Learning to Generate Chairs, Tables and Cars with Convolutional Networks
Alexey Dosovitskiy, Jost Tobias Springenberg, Maxim Tatarchenko, Thomas Brox
TL;DR
The paper presents up-convolutional, conditioned generative networks that synthesize high-resolution images of chairs, tables, and cars from high-level descriptors (style, viewpoint, and transformations). By combining a learned latent space with an expanding upsampling path, the method enables view interpolation, elevation transfer, style morphing, and cross-class knowledge transfer, demonstrating that the networks capture meaningful 3D structure rather than memorizing samples. A probabilistic extension with a latent z and variational training enables principled sampling of novel objects. The work also analyzes internal representations, showing transformation-specific neurons and meaningful interactions that produce sharp, controllable images, and demonstrates practical applications such as dense correspondences between different object instances.

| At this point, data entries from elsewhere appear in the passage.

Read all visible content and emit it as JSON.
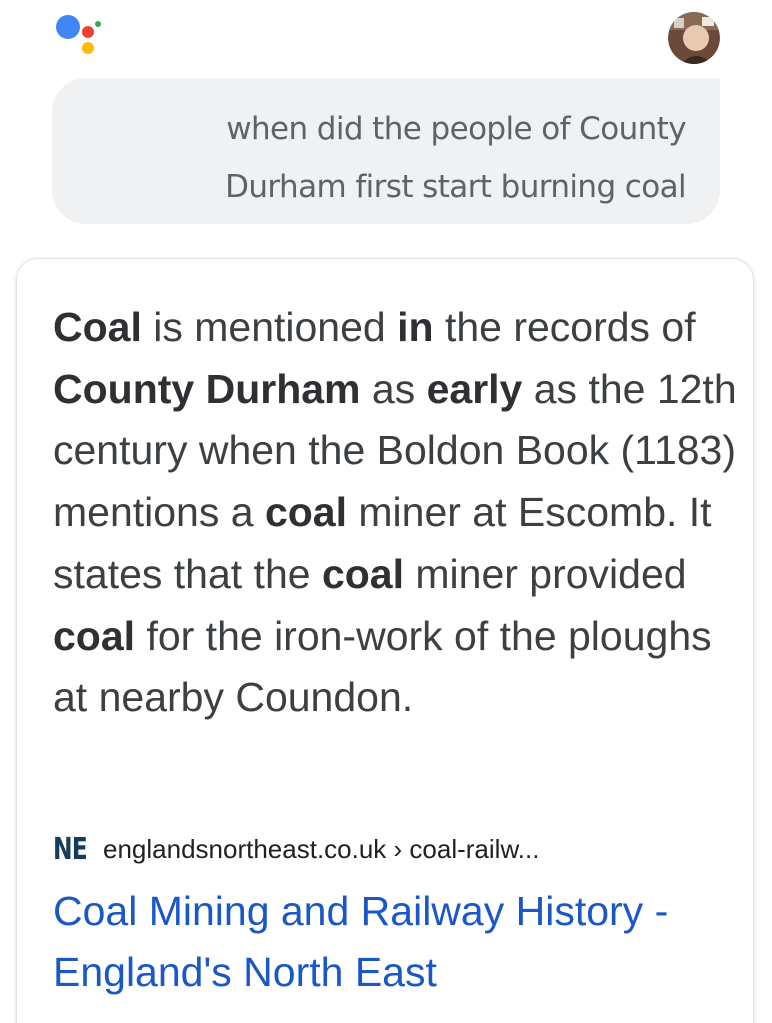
{
  "assistant": {
    "logo_icon": "google-assistant-dots-icon",
    "dot_colors": {
      "blue": "#4285F4",
      "red": "#EA4335",
      "yellow": "#FBBC05",
      "green": "#34A853"
    }
  },
  "user": {
    "avatar_icon": "user-avatar-photo"
  },
  "query": {
    "text": "when did the people of County Durham first start burning coal"
  },
  "answer": {
    "snippet_segments": [
      {
        "text": "Coal",
        "bold": true
      },
      {
        "text": " is mentioned ",
        "bold": false
      },
      {
        "text": "in",
        "bold": true
      },
      {
        "text": " the records of ",
        "bold": false
      },
      {
        "text": "County Durham",
        "bold": true
      },
      {
        "text": " as ",
        "bold": false
      },
      {
        "text": "early",
        "bold": true
      },
      {
        "text": " as the 12th century when the Boldon Book (1183) mentions a ",
        "bold": false
      },
      {
        "text": "coal",
        "bold": true
      },
      {
        "text": " miner at Escomb. It states that the ",
        "bold": false
      },
      {
        "text": "coal",
        "bold": true
      },
      {
        "text": " miner provided ",
        "bold": false
      },
      {
        "text": "coal",
        "bold": true
      },
      {
        "text": " for the iron-work of the ploughs at nearby Coundon.",
        "bold": false
      }
    ],
    "source": {
      "favicon_text": "NE",
      "breadcrumb": "englandsnortheast.co.uk › coal-railw..."
    },
    "title": "Coal Mining and Railway History - England's North East",
    "colors": {
      "link": "#1a58c8",
      "text": "#3c4043"
    }
  }
}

Overall, the approach advances supervised generative modeling for large, conditioned image generation and cross-object 3D understanding, with potential to scale to more object classes.
Abstract
We train generative 'up-convolutional' neural networks which are able to generate images of objects given object style, viewpoint, and color. We train the networks on rendered 3D models of chairs, tables, and cars. Our experiments show that the networks do not merely learn all images by heart, but rather find a meaningful representation of 3D models allowing them to assess the similarity of different models, interpolate between given views to generate the missing ones, extrapolate views, and invent new objects not present in the training set by recombining training instances, or even two different object classes. Moreover, we show that such generative networks can be used to find correspondences between different objects from the dataset, outperforming existing approaches on this task.